SBK 08 is a hardcore racing sim. Whereas the Xbox and Xbox 360 MotoGP games have been sims at heart but more than accessible to casual racing fans, SBK 08 is not. It’s a game that requires you to be not only in the right frame of mind but also 100 per cent committed to what you’re doing. If you like to play games while slouched back on a reclining armchair, drinking a beer and scoffing crisps every now and again, SBK isn’t for you, but if you quite fancy dedicating some proper time to get to grips with what initially seems an overly strict driving model, step right up.
There are really two parts to any racing game: driving and racing. In most racers you can pretty much take the two together, but in SBK 08 you need to have mastered your bike’s handling before you even attempt to compete against other riders. Trying to think about racing lines and where you opponents are is just too much for a beginner to cope with. We’ve been playing racing games, arcade and sim, for years, yet the harshness of SBK 08 still came as quite a sharp shock. Training it is then.
For a game so intent on punishing you for every small mistake on the track it would have been nice for developer Milestone to include an in-depth training mode, but it wasn’t to be. The game includes a handful of strict tasks, such as completing a lap without straying too far from the racing line, but these don’t really help you learn how to ride. You’re just as likely to learn by heading straight to the time trial mode and spending a few hours repeatedly riding around the same track. Quite dull, but essential if you want to compete in the full on Championship mode and gain all the medals in Challenge mode.
Championship mode sees you competing in a full season across all 12 SBK circuits. Each race weekend comprises of numerous practice and qualifying sessions and then two races, where your finishing place earns you points. Before each race you can tinker with your bike’s set up, getting all you can out of it, but it’s not for the faint hearted. If you want you can take advice from an engineer and effectively auto-tune your bike, which is probably going to be the best option for 99 per cent of gamers.

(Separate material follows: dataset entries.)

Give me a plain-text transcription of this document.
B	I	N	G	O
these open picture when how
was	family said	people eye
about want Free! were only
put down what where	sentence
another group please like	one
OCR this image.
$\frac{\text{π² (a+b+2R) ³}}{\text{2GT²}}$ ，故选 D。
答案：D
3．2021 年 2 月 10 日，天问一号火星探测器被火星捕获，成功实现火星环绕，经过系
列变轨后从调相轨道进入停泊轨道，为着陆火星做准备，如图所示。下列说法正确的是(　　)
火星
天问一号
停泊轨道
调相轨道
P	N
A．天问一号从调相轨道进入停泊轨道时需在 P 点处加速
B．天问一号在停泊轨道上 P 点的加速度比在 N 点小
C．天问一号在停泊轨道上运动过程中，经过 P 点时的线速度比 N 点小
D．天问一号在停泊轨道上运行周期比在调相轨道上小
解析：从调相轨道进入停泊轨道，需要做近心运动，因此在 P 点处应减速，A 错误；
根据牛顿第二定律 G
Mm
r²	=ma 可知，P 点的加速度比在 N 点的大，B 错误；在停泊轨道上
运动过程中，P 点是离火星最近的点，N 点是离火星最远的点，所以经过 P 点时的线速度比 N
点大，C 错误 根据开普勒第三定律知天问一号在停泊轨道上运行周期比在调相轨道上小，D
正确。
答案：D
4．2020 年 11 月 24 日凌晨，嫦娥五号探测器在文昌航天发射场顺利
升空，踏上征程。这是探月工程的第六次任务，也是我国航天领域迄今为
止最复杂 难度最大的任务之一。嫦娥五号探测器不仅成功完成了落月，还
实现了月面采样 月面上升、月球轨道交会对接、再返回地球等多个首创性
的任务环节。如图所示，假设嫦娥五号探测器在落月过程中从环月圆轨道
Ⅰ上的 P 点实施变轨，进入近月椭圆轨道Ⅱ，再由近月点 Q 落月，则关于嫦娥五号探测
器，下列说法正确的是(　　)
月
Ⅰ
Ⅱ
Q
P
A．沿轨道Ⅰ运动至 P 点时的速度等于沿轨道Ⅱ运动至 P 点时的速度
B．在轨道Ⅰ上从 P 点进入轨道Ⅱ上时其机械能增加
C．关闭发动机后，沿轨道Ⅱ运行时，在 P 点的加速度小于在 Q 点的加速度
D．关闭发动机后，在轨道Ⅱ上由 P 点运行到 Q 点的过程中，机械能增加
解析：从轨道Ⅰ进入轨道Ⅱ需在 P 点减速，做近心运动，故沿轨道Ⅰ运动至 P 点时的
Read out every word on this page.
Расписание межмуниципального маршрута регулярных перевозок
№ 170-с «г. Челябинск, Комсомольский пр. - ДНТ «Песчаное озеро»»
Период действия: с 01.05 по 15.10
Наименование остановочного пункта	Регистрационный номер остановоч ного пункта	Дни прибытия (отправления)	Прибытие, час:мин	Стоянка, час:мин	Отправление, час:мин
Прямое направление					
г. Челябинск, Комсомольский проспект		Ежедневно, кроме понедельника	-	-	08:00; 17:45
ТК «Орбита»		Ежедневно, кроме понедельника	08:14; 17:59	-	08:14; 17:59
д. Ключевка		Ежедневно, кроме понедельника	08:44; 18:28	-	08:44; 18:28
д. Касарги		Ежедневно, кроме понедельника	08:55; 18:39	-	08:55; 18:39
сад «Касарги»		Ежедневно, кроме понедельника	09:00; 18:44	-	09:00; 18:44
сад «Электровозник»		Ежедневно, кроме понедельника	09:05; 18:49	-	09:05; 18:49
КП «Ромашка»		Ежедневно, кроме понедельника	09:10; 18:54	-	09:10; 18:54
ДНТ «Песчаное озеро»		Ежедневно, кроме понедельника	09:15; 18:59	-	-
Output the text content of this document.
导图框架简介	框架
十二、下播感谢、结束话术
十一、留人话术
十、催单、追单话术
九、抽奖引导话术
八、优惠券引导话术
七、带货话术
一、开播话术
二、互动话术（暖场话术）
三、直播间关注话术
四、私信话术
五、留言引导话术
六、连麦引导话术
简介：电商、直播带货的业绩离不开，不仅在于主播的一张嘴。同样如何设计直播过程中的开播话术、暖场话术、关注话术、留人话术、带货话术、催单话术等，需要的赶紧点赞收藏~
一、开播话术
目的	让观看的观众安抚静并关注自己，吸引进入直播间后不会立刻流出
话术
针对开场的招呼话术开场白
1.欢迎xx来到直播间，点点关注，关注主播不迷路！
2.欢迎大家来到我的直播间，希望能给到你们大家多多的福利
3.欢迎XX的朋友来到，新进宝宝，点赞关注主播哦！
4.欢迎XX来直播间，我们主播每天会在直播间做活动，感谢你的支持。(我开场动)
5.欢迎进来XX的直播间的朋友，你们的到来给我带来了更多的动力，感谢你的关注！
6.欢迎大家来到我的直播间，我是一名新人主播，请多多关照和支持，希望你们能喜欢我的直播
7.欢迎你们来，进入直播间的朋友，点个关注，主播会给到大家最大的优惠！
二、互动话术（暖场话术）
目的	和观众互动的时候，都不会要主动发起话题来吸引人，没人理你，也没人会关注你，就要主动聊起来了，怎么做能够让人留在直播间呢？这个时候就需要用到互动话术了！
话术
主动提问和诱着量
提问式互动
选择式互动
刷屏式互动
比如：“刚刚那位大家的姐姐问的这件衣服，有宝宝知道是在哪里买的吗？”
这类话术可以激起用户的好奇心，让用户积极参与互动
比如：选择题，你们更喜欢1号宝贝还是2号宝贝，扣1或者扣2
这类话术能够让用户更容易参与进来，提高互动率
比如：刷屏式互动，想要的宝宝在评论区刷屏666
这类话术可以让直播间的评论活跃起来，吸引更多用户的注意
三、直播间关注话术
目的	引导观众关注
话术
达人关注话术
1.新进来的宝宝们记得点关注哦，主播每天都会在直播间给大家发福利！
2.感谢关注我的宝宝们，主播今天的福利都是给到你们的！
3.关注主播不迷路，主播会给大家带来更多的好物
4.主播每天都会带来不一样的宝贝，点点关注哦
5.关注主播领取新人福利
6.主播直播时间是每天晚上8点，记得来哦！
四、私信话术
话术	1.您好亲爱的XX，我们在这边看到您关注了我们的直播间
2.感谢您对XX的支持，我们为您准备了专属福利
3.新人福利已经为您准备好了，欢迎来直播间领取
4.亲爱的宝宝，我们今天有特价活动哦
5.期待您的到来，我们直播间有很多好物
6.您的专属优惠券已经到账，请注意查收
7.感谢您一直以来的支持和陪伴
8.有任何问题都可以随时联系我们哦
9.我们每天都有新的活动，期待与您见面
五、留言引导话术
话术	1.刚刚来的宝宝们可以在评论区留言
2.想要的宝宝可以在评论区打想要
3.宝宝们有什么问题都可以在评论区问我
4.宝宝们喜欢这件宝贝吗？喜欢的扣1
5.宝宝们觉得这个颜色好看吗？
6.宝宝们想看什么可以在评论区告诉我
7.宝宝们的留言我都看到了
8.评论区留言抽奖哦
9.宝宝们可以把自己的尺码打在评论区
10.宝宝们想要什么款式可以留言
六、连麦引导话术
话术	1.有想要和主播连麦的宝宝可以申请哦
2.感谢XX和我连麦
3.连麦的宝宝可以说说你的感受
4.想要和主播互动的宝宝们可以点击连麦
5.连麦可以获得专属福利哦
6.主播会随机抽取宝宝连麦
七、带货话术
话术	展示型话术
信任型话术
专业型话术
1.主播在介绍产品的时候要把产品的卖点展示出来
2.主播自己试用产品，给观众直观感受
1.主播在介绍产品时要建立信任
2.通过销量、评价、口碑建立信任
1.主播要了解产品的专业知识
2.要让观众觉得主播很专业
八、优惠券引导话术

Challenge mode is split into a number of categories, with timed and scenario-based tasks for you to attempt. Timed challenges are basically glorified time trials with the added incentive of medals, while many of the others ask you to do things like perform a certain number of burnouts during a race or win a race against your rival while racing through the final few corners of a lap. These activities add a touch of variety to the game, but they’re still only really going to appeal to hardcore SBK fans.
Something followers of SBK and hardcore sim fans will be keen to spend some time with is the eight-player Xbox LIVE mode. It’s a rather no frills set up, but more than serviceable. The maximum player count of eight is a tad disappointing considering MotoGP has offered more for years, but online performance is solid. The smaller number of racers compared to full-on SBK races does lessen the experience somewhat, but competitive riders are still able to go head to head with equally skilled players.
Aside from the punishing difficulty, SBK 08’s biggest turn off for most gamers will be its visuals. It’s not an ugly game, sporting crisp visuals, a decent frame rate and an essential sense of speed, but it’s nowhere near as attractive as the latest MotoGP or many of the car racers available for the 360. The bikes, riders and tarmac all look passable, but the detail in the tracks and the surrounding areas is almost PS2 quality. Everything has clearly been sharpened up so you won’t see any rough objects as you hurtle around the tracks at high speed, but you won’t see anything that’s particularly pleasing to look at either. In-game there’s also a distinct lack of atmosphere. Some adrenaline pumping music would have made things seem a little more exciting.
SBK 08 has clearly positioned itself as a game for a niche audience. It’s hard to say for sure how well it appeals to those hardcore sim fans, but it seems to be an accurate representation of the sport. As a video game it doesn’t really cut it though. It’s a game that is so hell-bent on being realistic that it’s forgotten to be fun. With the fairly drab presentation not helping matters we can’t recommend SBK 08 over the far more entertaining and visually appealing MotoGP series.